# Thread: Help Getting Started on: 9dx/Sqrt(81-x^4)

1. ## Help Getting Started on: 9dx/Sqrt(81-x^4)

Not sure how to get this one going exactly, we just started getting into Integrals that really require manipulation before solving them and I believe this is definitely one of those! Thanks in advance.

$\int{9dx/\sqrt{81-x^4}}$

2. This seems like a rather messy problem, are you sure you have written it correctly?

Anyway, you could rewrite the nominator as:

$\frac{9}{\sqrt{3-x} \sqrt{x+3} \sqrt{x^2+9}}$

But I akm not sure how much of a helpt this would be.

3. Yeah I just went ahead and double checked, the final answer is fairly complicated, it includes a tan function as well.

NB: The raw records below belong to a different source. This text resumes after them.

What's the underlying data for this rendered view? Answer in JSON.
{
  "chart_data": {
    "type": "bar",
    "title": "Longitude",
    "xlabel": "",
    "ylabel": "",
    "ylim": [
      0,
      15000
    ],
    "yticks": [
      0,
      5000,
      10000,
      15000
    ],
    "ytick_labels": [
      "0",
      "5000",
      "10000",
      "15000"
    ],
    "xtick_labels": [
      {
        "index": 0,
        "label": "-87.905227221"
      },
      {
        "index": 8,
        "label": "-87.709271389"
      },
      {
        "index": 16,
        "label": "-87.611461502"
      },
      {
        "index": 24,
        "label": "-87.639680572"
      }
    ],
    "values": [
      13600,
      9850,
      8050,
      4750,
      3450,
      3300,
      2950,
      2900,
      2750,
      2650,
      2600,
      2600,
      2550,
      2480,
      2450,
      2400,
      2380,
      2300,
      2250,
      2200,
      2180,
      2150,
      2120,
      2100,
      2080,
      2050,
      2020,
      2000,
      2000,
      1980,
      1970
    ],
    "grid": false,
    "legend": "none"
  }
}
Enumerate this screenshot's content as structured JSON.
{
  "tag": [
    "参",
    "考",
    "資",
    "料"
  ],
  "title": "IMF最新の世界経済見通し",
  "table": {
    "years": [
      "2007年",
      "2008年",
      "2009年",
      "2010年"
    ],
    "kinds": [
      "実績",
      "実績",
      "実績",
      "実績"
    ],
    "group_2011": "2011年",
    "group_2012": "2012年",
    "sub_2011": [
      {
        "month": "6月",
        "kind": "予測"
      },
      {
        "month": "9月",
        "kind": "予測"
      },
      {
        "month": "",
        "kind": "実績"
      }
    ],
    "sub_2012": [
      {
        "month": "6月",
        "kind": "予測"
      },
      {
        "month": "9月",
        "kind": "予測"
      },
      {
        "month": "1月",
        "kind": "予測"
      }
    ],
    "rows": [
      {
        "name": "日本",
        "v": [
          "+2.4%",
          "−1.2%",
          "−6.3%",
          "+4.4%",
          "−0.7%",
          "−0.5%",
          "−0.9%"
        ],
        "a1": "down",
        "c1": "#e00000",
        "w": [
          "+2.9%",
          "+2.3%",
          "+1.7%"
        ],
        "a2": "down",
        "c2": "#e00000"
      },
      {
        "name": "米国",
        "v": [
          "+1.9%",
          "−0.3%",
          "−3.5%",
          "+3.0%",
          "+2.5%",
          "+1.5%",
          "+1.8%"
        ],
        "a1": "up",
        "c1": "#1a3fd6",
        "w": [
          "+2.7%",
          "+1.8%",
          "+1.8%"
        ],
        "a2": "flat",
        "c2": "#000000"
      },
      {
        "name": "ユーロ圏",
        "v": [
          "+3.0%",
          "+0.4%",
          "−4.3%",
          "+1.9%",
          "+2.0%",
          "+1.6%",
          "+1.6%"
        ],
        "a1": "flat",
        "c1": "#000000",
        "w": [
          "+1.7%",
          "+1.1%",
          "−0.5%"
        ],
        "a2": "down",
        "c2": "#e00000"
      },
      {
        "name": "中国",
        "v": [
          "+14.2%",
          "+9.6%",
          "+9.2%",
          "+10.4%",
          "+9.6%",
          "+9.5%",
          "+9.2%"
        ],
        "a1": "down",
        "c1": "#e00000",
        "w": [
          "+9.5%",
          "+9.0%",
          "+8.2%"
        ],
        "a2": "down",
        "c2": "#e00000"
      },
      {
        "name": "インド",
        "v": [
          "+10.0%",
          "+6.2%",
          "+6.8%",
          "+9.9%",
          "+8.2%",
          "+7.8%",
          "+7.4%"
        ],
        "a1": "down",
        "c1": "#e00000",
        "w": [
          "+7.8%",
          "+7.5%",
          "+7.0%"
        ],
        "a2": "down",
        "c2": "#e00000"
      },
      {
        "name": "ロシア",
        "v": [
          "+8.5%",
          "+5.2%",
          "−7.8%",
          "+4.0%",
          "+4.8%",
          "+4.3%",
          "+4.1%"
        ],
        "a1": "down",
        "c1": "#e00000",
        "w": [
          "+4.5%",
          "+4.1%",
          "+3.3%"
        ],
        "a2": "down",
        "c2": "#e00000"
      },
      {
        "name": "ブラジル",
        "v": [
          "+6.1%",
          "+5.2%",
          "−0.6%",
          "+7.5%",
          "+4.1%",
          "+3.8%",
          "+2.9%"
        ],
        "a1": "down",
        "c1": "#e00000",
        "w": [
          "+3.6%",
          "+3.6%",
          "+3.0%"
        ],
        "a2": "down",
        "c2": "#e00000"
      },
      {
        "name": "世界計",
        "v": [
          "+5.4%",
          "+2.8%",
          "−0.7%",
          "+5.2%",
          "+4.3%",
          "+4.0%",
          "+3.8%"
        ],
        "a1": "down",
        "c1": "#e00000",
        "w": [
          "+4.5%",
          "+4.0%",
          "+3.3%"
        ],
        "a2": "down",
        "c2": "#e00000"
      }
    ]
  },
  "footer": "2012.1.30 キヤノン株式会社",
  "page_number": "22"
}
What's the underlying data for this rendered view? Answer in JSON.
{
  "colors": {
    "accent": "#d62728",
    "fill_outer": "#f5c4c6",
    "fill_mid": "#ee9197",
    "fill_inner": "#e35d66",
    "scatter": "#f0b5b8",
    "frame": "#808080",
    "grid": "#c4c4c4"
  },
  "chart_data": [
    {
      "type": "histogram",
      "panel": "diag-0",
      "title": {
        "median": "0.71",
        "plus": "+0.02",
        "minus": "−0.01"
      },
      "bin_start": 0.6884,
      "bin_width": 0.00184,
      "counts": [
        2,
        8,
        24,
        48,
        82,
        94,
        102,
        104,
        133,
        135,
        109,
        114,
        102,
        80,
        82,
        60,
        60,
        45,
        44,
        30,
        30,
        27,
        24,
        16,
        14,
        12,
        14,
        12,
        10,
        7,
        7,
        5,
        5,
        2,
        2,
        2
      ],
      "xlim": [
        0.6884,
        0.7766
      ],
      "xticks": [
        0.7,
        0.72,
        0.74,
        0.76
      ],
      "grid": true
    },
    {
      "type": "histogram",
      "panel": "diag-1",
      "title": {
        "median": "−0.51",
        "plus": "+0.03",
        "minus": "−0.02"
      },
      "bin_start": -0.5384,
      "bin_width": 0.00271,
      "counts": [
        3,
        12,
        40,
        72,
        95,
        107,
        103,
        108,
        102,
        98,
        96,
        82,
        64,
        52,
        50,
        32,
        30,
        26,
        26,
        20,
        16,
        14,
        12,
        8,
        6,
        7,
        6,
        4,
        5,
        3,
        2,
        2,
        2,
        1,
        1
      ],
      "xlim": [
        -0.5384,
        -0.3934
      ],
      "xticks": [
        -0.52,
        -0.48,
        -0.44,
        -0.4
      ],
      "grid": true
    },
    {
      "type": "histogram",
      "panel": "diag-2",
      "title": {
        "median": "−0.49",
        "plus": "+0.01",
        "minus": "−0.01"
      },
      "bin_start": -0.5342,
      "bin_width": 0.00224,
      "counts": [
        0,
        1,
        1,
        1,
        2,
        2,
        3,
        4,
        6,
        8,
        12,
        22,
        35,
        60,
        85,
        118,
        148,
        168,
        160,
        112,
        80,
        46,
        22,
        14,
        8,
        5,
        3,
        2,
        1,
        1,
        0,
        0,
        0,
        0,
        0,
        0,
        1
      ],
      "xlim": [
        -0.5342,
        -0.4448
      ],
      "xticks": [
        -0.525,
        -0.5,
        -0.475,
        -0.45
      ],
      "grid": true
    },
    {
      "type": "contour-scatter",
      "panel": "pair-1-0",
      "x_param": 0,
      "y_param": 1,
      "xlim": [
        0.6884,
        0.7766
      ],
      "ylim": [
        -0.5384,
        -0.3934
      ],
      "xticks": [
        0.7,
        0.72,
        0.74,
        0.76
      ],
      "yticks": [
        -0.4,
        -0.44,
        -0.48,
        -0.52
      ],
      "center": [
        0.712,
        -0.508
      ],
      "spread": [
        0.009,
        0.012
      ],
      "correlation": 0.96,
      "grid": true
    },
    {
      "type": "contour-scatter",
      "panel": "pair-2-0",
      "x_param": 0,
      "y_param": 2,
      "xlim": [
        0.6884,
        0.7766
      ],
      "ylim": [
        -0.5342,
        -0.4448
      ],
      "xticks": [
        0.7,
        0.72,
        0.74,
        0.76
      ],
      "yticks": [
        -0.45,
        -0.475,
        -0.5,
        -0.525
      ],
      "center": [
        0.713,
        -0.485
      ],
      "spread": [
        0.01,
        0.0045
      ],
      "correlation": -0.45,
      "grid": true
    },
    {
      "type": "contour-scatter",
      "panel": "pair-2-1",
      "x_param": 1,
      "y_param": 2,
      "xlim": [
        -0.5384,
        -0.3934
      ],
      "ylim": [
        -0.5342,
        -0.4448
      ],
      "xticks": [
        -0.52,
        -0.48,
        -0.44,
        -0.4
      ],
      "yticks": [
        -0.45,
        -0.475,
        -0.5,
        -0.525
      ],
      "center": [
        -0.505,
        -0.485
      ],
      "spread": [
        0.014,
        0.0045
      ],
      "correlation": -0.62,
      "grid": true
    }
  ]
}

4. Right I'll post working as I go along... Haven't checked this yet so just making it up as I go...

Let $x = 3\sin(u)$.

then $dx = 3\cos(u)du$.

So out integral becomes...

$\int \frac{9 \cdot 3\cos(u)}{\sqrt{81 - 81\sin^4(u)}}du$

$= \int \frac{27\cos(u)}{\sqrt{81(1 - \sin^4(u))}}du$

$= \int \frac{27\cos(u)}{9\sqrt{cos^4(u)}}du$

$= \int \frac{27\cos(u)}{9\cos^2(u)}du$

5. $= \int \frac{3}{\cos(u)}du$

$= 3\int \frac{1}{\cos(u)}du$

$= 3\int \sec(u) du$.

$= 3\ln|\sec(u) + \tan(u)|$. (proof http://math2.org/math/integrals/more/sec.htm)

6. Thanks a bunch, could you explain the first part to me? When we do trig subs our professor always makes us use a triangle like noobs so I'm a little confused.

(Anyone else could chime in as well!)

Thanks again!!!